Apples can often have a waxy coating on them, and this gets rid of it. If you don't get the wax off them, you're going to have a tough time getting the toffee to cling to them. And no one wants that. We want toffee to cling to our apples like a co-dependent, overly attached girlfriend (5 points to the first person to 'get' that reference!).

Once you've washed them, we're going to put 450g of sugar, 4 tablespoons of golden syrup, 100ml water and 1 tablespoon of white vinegar into a pan. Warm it gently, stirring until all the sugar has dissolved.

Pre-sugar dissolving

Post-sugar dissolving
You'll now have a lovely pale golden syrup, happily bubbling away.

You're going to slowly heat your syrup, stirring continuously, until it reaches the 'hard crack' stage. Now, most people don't own a sugar thermometer, so I'm going to teach you how to identify when your sugar has reached this stage.

Make sure you have a glass of cold water. Every so often, using a wooden spoon, drip a little of your syrup into the water. If it immediately hardens and can be snapped, then it's at the right stage. If it is still able to be moulded with your fingertips and still soft, keep heating.

If you rush ahead and don't wait for the 'hard crack' stage, you're going to end up with gooey, sticky toffee apples. Gooey, sticky works brilliantly for toffee apple PUDDING, less so for toffee apples on sticks.

Once it's at the 'hard crack' stage, take it off the heat and stir in a little food colouring. We picked red for that authentic, fairground colour, but you could pick blue or green if you wished, or leave it untouched.

So, now we have delicious red sugar, we're going to stick skewers or chopsticks into our apples. Ru really enjoyed this bit, and I had to rescue several apples from being liberally skewered all over.

Spread a thin layer of butter over greaseproof paper. This really is super important, this step. If you miss out the butter, you will end up with little scraps of paper stuck to your apples, and no one likes a papery apple.

Tipping your saucepan slightly, use the chopstick and dip your apple in the syrup, making sure it is coated evenly. Hold it over the pan until it has stopped dripping, and then place on the greaseproof paper to set. Repeat until they're all covered.

 Oh, Mama.

Make sure you wait until they're completely set, otherwise the sticky toffee is going to glue your teeth together!

Now, you'll see that you're left with some syrup in your pan. We played with ours by dripping it onto buttered greaseproof paper. And then eating it. And then getting a massive sugar rush. And then a massive sugar come-down. And wishing we hadn't eaten so much. And then going back for more because it's just so darn good!

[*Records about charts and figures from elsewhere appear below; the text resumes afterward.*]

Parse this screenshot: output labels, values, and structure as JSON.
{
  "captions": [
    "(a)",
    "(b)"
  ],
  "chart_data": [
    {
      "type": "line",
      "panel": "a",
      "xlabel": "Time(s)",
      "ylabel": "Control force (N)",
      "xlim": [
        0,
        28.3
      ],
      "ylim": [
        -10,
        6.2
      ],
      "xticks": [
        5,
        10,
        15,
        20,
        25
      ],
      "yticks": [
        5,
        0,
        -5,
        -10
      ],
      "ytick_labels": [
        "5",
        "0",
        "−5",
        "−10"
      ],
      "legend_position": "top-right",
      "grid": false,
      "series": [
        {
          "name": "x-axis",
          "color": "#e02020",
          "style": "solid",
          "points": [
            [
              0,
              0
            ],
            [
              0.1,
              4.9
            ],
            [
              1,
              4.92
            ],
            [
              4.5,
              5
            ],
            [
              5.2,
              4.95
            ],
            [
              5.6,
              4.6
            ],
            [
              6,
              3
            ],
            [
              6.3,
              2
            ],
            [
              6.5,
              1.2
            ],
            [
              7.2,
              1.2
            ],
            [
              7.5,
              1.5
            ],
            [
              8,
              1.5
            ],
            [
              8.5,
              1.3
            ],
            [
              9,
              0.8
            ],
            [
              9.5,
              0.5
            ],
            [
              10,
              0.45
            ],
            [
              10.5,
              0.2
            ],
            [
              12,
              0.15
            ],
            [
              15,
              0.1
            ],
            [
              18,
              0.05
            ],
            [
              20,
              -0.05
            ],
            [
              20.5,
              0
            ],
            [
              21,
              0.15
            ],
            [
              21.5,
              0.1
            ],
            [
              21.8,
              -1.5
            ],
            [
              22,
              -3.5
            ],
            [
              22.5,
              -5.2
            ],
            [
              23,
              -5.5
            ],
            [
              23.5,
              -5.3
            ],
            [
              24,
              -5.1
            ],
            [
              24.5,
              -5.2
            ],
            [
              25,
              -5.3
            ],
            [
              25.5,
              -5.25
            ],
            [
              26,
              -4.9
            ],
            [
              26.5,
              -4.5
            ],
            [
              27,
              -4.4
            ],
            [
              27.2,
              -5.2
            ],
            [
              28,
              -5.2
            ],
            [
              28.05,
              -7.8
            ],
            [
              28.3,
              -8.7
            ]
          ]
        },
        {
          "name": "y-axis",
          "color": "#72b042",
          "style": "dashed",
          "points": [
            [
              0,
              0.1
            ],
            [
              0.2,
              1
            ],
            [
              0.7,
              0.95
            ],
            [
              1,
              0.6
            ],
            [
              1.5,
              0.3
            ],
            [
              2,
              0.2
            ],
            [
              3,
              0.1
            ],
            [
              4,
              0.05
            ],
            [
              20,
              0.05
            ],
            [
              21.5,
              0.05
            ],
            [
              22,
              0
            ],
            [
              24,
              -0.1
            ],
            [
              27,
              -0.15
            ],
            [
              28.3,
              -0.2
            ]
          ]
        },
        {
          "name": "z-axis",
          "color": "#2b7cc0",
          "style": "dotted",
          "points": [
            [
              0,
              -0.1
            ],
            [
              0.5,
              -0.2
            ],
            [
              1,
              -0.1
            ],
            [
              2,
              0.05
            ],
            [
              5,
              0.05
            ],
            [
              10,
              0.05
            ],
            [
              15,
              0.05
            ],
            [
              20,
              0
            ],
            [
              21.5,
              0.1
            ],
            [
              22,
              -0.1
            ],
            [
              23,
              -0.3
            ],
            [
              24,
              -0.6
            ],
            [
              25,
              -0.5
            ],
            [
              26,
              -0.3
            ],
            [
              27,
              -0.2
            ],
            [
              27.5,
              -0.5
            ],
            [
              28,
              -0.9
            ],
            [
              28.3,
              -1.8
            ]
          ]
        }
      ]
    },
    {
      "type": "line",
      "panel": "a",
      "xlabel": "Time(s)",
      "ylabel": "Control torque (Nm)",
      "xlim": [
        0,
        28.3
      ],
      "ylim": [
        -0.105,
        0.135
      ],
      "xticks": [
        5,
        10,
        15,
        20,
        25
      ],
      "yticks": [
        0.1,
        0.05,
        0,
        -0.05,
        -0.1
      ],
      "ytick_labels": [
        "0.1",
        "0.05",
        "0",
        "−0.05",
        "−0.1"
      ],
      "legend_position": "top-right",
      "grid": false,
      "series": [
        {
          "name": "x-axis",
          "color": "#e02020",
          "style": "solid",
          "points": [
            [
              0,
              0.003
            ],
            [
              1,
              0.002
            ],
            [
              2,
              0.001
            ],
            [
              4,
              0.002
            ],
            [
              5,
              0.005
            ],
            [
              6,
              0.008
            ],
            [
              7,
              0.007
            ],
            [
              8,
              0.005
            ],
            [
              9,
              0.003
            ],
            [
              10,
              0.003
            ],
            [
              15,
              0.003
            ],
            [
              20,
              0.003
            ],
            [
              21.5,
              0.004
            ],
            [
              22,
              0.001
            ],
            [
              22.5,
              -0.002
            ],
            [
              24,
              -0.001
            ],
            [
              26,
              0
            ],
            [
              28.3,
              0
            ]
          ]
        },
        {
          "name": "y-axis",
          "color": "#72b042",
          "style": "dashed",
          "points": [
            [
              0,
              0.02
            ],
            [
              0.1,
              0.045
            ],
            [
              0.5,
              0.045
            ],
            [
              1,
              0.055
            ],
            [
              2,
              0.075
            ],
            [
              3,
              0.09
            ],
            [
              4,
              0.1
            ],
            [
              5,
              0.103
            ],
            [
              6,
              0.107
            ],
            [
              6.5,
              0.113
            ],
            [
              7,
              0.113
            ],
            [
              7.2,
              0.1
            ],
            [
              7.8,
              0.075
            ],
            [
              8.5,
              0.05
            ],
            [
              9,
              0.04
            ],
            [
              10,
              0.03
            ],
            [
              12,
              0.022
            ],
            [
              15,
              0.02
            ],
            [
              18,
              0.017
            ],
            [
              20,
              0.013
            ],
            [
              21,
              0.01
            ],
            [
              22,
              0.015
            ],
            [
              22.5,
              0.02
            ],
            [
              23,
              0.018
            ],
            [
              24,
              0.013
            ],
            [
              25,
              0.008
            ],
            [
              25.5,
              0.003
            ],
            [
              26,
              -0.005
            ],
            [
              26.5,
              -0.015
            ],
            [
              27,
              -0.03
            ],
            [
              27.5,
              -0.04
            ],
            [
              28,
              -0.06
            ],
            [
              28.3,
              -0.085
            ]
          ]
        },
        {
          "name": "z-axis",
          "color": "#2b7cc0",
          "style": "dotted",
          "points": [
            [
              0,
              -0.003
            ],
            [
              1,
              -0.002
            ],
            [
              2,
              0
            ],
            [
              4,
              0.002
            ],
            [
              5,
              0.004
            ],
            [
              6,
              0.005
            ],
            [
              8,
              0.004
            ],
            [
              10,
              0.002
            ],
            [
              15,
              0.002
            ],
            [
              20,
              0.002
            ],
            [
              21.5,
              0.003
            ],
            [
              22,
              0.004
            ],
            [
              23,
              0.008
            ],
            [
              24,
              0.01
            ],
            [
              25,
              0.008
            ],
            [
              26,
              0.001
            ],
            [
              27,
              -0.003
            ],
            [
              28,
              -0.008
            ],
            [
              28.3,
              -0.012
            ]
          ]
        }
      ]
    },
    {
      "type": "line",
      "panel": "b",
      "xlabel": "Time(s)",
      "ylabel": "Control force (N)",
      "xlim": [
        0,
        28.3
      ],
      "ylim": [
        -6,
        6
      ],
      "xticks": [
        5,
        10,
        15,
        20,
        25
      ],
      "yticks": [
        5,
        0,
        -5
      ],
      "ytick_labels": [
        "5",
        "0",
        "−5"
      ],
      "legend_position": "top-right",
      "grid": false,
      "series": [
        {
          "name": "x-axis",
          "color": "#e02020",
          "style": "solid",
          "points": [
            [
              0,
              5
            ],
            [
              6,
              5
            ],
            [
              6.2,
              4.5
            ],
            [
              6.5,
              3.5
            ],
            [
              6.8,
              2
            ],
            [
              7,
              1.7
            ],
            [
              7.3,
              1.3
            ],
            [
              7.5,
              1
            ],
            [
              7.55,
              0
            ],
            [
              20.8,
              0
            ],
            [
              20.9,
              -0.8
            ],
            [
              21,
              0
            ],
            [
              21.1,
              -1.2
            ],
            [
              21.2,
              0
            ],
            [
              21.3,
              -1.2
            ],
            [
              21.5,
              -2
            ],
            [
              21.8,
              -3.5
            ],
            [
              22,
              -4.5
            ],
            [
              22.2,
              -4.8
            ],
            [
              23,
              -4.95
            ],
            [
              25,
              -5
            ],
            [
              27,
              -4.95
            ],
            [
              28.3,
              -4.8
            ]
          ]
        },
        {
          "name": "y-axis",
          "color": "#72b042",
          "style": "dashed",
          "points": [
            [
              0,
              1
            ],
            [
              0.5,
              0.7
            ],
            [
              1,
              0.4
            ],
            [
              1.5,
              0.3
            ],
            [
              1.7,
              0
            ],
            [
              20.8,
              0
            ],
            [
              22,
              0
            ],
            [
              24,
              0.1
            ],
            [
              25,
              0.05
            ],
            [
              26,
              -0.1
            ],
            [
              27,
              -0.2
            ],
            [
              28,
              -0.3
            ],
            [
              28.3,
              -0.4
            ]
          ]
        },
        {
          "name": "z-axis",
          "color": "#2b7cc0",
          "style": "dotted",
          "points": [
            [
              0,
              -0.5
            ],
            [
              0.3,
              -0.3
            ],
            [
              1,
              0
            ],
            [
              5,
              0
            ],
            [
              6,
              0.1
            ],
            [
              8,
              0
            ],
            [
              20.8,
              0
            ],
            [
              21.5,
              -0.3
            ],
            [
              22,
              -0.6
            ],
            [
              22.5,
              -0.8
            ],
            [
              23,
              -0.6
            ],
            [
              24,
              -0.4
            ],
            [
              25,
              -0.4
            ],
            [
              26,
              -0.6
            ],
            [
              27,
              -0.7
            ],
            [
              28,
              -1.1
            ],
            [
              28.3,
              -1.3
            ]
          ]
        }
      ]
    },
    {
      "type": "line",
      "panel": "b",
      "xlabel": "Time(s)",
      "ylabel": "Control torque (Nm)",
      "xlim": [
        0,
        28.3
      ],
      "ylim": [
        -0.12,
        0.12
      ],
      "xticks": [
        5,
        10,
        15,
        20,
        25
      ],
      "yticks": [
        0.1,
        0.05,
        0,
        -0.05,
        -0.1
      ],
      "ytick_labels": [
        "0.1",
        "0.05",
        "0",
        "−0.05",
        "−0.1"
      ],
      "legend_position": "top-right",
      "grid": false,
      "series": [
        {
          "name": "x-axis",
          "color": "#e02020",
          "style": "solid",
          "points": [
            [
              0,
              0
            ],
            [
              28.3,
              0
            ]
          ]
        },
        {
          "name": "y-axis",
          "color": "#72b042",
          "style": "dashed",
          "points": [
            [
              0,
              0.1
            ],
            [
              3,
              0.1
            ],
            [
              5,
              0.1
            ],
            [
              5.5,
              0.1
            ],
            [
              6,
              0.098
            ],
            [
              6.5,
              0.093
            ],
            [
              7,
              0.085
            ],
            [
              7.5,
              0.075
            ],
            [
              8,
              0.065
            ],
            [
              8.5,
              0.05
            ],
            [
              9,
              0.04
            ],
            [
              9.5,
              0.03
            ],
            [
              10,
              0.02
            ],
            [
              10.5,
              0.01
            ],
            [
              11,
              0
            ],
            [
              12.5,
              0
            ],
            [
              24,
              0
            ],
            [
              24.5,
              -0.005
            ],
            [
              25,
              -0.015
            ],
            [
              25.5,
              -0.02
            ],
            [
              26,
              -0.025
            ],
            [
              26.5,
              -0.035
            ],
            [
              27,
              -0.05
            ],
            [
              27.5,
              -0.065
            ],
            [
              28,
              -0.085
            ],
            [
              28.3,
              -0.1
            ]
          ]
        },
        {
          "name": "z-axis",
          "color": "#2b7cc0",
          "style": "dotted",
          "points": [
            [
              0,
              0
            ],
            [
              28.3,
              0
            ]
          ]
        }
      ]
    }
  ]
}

You can also turn this sugar syrup into nests too. You just need to turn a bowl upside down and tuck buttered greaseproof paper round it, then drizzling the syrup over it, allowing it to set and then removing the paper.

Stephen wants me to tell you that he took this picture and that he is very proud of it.

But there you have it. Delicious toffee apples, with the perfect crunch and perfect sweetness.

"Almost all wild apples are handsome.
They cannot be too gnarly and crabbed and rusty to look at.
The gnarliest will have some redeeming traits even to the eye."

~ Henry David Thoreau, 'Wild Apples'


  1. Cannot wait to try these! Thanks :)

  2. I'm not sure whether it's weird that I'm commenting, but bloody hell these were delicious! 5 stars :)

    1. Well, high praise indeed! Thank you, Kendal! E, x

  3. These look lovely, and I liked the quote at the end, too.

    1. Thank you, Sandra!

      I like the quote too, Henry David Thoreau is a wise man!
      E, x

  4. The photography in this post is really good.